History and Church Errors
Eleventh, hyper-preterists eternalize time, by allowing history to continue forever. This not only goes against express statements of Scripture, but also has God dealing with a universe in which sin will dwell forever and ever and ever. There is no final conclusion to the matter of man's rebellion; there is no final reckoning with sin. Christ tells us that the judgment will be against rebels in their bodies, not "spiritual" bodies (Mt. 10:28). The hyper-preterist system does not reach back far enough (to the Fall and the curse on the physical world) to be able to understand the significance of redemption as it moves to a final, conclusive consummation, ridding the cursed world of sin. The full failure of the First Adam must be overcome by the full success of the Second Adam.
Twelfth, hyper-preterism has serious negative implications for ecclesiastical labor. Is the Great Commission delimited to the pre-A. D. 70 era, due to the interpretation of "the end" by hyper-preterists (Mt. 28:20)? Is the Lord's Supper superfluous today, having been fulfilled in Christ's (alleged) Second Advent in A. D. 70 (1 Cor. 11:26)?
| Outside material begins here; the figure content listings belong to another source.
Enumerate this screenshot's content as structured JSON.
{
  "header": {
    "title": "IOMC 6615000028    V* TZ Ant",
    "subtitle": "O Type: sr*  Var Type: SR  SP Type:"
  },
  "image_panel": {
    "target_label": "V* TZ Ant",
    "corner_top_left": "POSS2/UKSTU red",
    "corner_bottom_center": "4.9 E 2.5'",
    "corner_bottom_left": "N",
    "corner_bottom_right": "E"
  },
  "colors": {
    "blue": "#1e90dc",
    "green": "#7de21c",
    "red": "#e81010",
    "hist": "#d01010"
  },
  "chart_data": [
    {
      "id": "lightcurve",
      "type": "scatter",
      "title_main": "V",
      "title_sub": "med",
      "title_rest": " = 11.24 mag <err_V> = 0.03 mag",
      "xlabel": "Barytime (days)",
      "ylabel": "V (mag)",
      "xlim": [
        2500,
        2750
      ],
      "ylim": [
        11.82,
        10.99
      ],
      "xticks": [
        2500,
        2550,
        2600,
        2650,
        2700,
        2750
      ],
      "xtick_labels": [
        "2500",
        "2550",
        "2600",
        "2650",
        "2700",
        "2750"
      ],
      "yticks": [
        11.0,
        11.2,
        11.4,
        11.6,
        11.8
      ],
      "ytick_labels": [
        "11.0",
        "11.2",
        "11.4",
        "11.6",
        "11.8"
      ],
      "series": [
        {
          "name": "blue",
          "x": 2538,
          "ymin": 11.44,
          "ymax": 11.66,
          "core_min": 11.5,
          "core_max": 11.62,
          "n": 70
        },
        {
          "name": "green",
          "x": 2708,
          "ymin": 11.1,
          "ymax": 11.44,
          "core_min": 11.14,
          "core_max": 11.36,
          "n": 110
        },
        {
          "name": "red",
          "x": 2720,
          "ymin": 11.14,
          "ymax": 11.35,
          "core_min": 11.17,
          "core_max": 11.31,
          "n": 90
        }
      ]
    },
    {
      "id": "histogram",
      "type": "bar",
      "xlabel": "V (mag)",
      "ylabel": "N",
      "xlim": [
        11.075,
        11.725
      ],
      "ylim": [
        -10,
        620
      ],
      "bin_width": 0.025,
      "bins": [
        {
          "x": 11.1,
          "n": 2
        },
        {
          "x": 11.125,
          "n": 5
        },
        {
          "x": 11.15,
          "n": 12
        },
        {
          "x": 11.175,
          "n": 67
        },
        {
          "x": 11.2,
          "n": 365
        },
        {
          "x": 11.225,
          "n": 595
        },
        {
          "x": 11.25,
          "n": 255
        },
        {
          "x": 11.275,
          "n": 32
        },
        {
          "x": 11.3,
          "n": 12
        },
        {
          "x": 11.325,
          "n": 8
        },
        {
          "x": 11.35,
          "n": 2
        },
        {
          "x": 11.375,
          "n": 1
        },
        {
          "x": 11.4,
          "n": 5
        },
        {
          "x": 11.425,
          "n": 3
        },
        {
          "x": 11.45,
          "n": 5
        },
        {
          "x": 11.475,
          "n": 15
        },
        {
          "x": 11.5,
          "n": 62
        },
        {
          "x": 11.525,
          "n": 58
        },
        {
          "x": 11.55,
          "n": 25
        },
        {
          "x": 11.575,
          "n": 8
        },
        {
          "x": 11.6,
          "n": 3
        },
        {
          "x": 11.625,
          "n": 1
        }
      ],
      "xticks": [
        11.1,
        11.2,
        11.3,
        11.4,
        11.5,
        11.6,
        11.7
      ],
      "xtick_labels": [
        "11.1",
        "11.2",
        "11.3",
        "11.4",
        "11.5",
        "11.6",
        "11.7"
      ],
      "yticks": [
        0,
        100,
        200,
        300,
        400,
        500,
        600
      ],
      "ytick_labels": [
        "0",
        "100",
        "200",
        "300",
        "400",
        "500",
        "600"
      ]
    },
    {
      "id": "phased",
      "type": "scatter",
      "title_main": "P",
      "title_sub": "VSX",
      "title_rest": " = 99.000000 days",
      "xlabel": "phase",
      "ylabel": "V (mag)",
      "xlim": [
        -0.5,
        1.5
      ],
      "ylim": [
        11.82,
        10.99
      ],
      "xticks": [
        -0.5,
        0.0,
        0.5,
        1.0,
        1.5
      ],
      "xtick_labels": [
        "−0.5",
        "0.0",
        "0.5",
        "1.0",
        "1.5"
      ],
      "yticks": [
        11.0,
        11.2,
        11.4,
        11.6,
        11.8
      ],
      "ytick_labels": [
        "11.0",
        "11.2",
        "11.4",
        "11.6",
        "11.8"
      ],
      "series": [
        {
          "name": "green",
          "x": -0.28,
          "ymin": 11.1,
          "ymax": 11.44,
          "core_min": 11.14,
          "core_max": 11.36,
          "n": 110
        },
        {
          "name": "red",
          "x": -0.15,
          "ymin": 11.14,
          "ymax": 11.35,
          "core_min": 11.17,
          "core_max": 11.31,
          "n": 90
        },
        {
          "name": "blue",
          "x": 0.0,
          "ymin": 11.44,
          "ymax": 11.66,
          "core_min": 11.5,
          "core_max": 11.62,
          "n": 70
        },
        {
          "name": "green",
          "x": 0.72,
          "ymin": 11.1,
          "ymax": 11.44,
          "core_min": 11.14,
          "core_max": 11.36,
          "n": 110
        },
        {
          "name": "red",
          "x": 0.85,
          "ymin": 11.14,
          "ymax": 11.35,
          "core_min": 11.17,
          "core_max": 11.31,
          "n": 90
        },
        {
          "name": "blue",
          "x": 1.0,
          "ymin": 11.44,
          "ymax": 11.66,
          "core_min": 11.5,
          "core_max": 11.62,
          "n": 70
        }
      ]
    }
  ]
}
- Kenneth L. Gentry, Jr., Th.D.
Kenneth L. Gentry, Jr., holds degrees from Tennessee Temple University (B.A.), Reformed Theological Seminary (M. Div.), and Whitefield Theological Seminary (Th. M.; Th. D). He also attended Grace Theological Seminary for two years. He is Research Professor in New Testament (Whitefield Theological Seminary), a theological writer, and conference speaker. He has written numerous books and articles on issues such as theology, ecclesiology, eschatology, theonomy, six-day creation, presuppositionalism, worldview, Christian education, and more. He also offers a Christian writing correspondence course. He is the Director of GoodBirth Ministries, a non-profit religious educational ministry committed to sponsoring, subsidizing, and advancing serious Christian scholarship and education. He is a retired Presbyterian minister holding his ordination vows in the Reformed Presbyterian Church, General Assembly.